In this third post of the Flow Science simulations contest blog series, I will be talking about the simulation of a Pelton turbine using FLOW-3D. This work was done by our associate in Italy, XC Engineering.
Pelton turbines are used for electricity generation in hydraulic power plants. They are suitable for operation when water energy is available at high head and low flow rate. In a Pelton turbine, the energy extracted from the kinetic energy of the water is used for the rotation of the impeller. Water, coming from an upper basin, is accelerated and ejected from the surface of the Pelton paddles. Paddle geometry is designed to absorb as much kinetic energy of the fluid as possible for the rotation of the paddle. The rotational speed of the turbine is then converted to electric power using an electricity generator with a rotor and a stator. The aim of this study is to analyze the initial transient of the turbine, where water impacts the Pelton’s paddle at around 120 m/s, providing torque and angular acceleration.
Modelling a Pelton Turbine in FLOW-3D
The geometry used in the simulation is shown below. All geometries and data used in the simulation are realistic and in line with the real phenomena: the wheel geometry has a real shape and mass property, the fluid is water with a reasonable speed, and the nozzle contains a Doble valve (not visible here), used in real turbines to adjust the flow rate of the water.
Many kinematics are involved in this simulation, which makes FLOW-3D a very good choice for this study. The motion of an object can have all six degrees of freedom (3 rotational + 3 translational), or it can be constrained in a prescribed way. For this simulation, the Pelton turbine is allowed to have only fixed x-axis coupled rotation while staying constrained in every other direction (both rotational and translational). The other components do not move.

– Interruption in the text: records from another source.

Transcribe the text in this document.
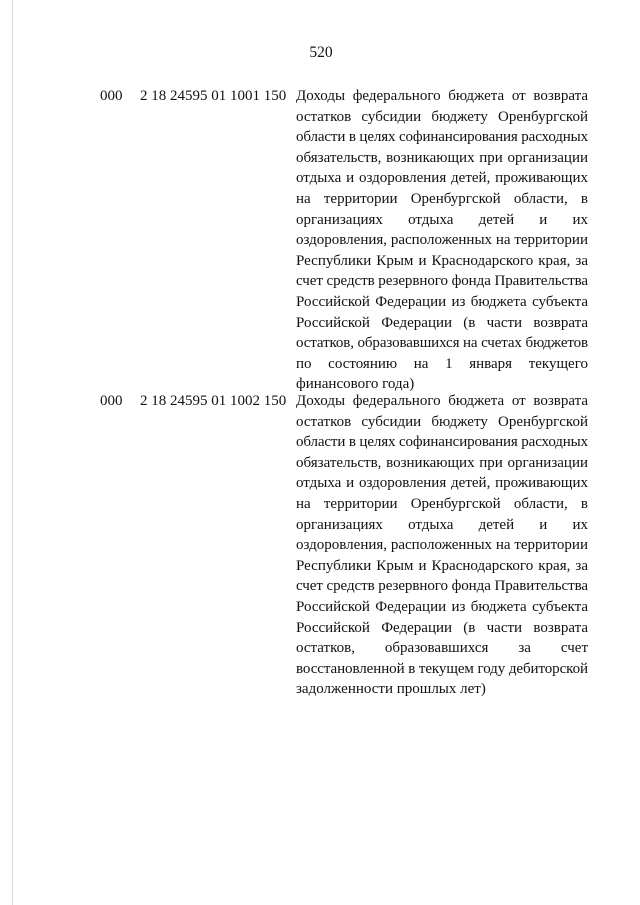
520
000 2 18 24595 01 1001 150 Доходы федерального бюджета от возврата
остатков субсидии бюджету Оренбургской
области в целях софинансирования расходных
обязательств, возникающих при организации
отдыха и оздоровления детей, проживающих
на территории Оренбургской области, в
организациях отдыха детей и их
оздоровления, расположенных на территории
Республики Крым и Краснодарского края, за
счет средств резервного фонда Правительства
Российской Федерации из бюджета субъекта
Российской Федерации (в части возврата
остатков, образовавшихся на счетах бюджетов
по состоянию на 1 января текущего
финансового года)
000 2 18 24595 01 1002 150 Доходы федерального бюджета от возврата
остатков субсидии бюджету Оренбургской
области в целях софинансирования расходных
обязательств, возникающих при организации
отдыха и оздоровления детей, проживающих
на территории Оренбургской области, в
организациях отдыха детей и их
оздоровления, расположенных на территории
Республики Крым и Краснодарского края, за
счет средств резервного фонда Правительства
Российской Федерации из бюджета субъекта
Российской Федерации (в части возврата
остатков, образовавшихся за счет
восстановленной в текущем году дебиторской
задолженности прошлых лет)
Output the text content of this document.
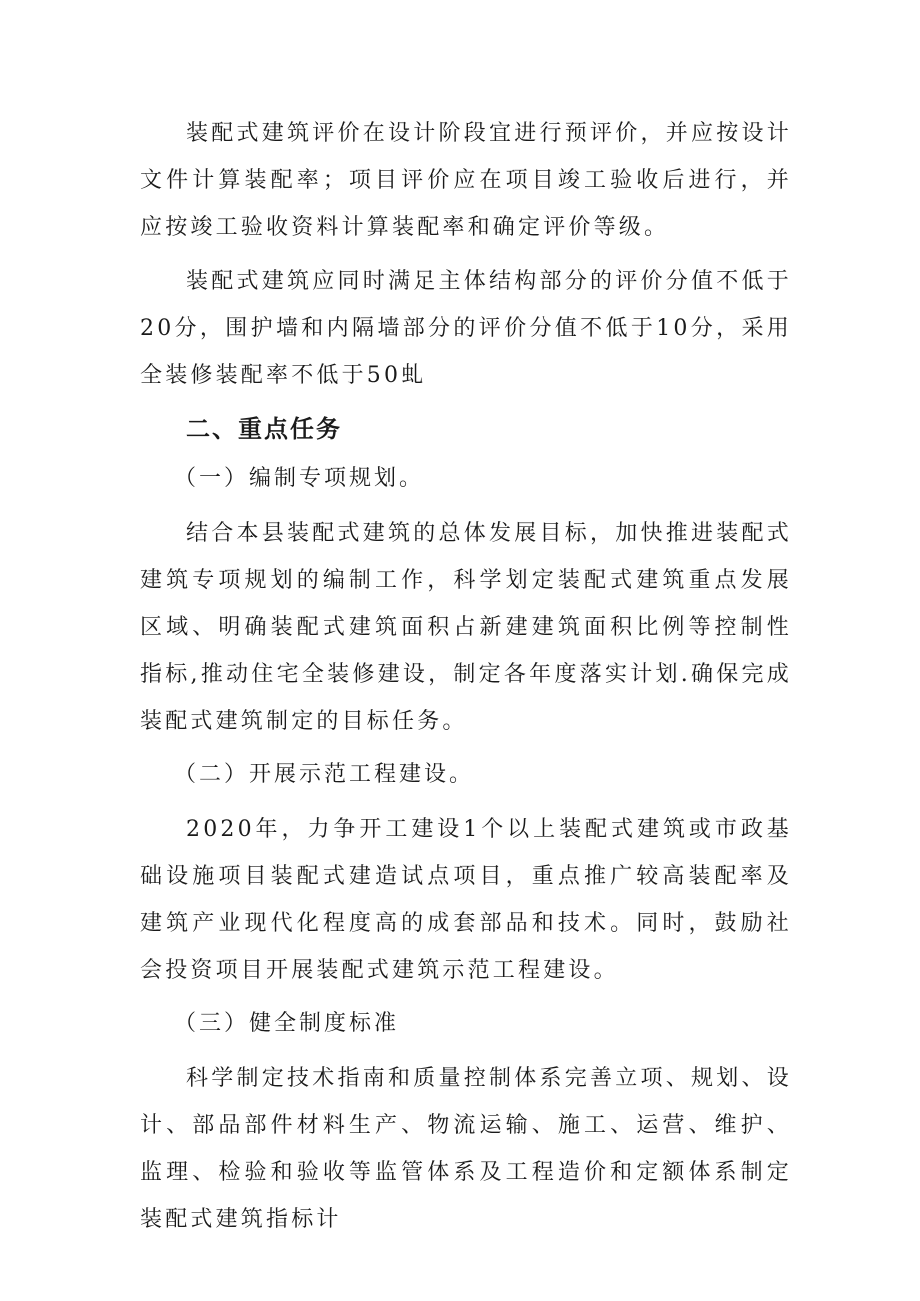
装配式建筑评价在设计阶段宜进行预评价，并应按设计文件计算装配率；项目评价应在项目竣工验收后进行，并应按竣工验收资料计算装配率和确定评价等级。

装配式建筑应同时满足主体结构部分的评价分值不低于20分，围护墙和内隔墙部分的评价分值不低于10分，采用全装修装配率不低于50虬

二、重点任务

（一）编制专项规划。

结合本县装配式建筑的总体发展目标，加快推进装配式建筑专项规划的编制工作，科学划定装配式建筑重点发展区域、明确装配式建筑面积占新建建筑面积比例等控制性指标,推动住宅全装修建设，制定各年度落实计划.确保完成装配式建筑制定的目标任务。

（二）开展示范工程建设。

2020年，力争开工建设1个以上装配式建筑或市政基础设施项目装配式建造试点项目，重点推广较高装配率及建筑产业现代化程度高的成套部品和技术。同时，鼓励社会投资项目开展装配式建筑示范工程建设。

（三）健全制度标准

科学制定技术指南和质量控制体系完善立项、规划、设计、部品部件材料生产、物流运输、施工、运营、维护、监理、检验和验收等监管体系及工程造价和定额体系制定装配式建筑指标计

Gravity and Non-Inertial Reference Frame
The figure below shows that the acceleration due to gravity is not inclined to any of the axes. This is because in the original CAD geometry, the axes are defined relative to the inlet such that inlet is parallel to the y-axis and perpendicular to the z-axis. However, for this simulation, gravity has to be in the direction shown below (pink vector) and not along any of the axes. FLOW-3D’s gravity and non-inertial reference frame model allows users to overcome such difficulties. Instead of defining a value of gravity (G) along one axis, the user can define multiple values of accelerations along multiple axes such that the net resultant is equal to G and is along the desired direction. The figure below highlights how this was done in FLOW-3D. Acceleration in the –y direction was set to 3.35 m2/s and in the –z direction to 9.209 m2/s such that the resultant is 9.8 m2/s in the desired direction.
For Pelton turbines, it is known that the top efficiency is reached when the peripheral speed of the wheel is about half the speed of the water at the nozzle. For this purpose, a probe was located at the center of the nozzle to monitor the fluid speed, while another probe was attached to a paddle’s wheel, to track the peripheral speed. The two quantities are shown in the animation below.
The plots above show that by the end of the simulation, the peripheral speed is asymptotically becoming steady at more than half the velocity of the impacting fluid. Half of the impacting fluid velocity is 60m/s, but the peripheral speed reaches 75m/s by the end of the simulation. This difference (which is desirable) arises because currently the turbine is not receiving any rotational resistance from a rotor. A higher peripheral speed ensures higher kinetic energy to overcome losses in case a rotor was connected to the turbine. The final goal is to adjust, for each water velocity exiting from the nozzle, the resistance from a rotor in order to reduce the rotational speed at its maximum efficiency point and extract the energy.
Understanding the results of this study was made significantly easier by the advanced post-processing features of FlowSightTM, such as alpha transparency based on variable value, moving camera, fine tuning of light and reflections, multi-plots and multi-viewport visualization. One of the many such post-processed results is shown below to highlight the moving camera and slow motion recording of FlowSight.
FLOW-3D’s robust moving objects model backed by multi-directional acceleration prescription and state-of-the-art postprocessor, FlowSight, yields good results for this case study. In the upcoming post, I will be talking about another Flow Science contest entry based on a relatively new field of research, microfluidic circuits.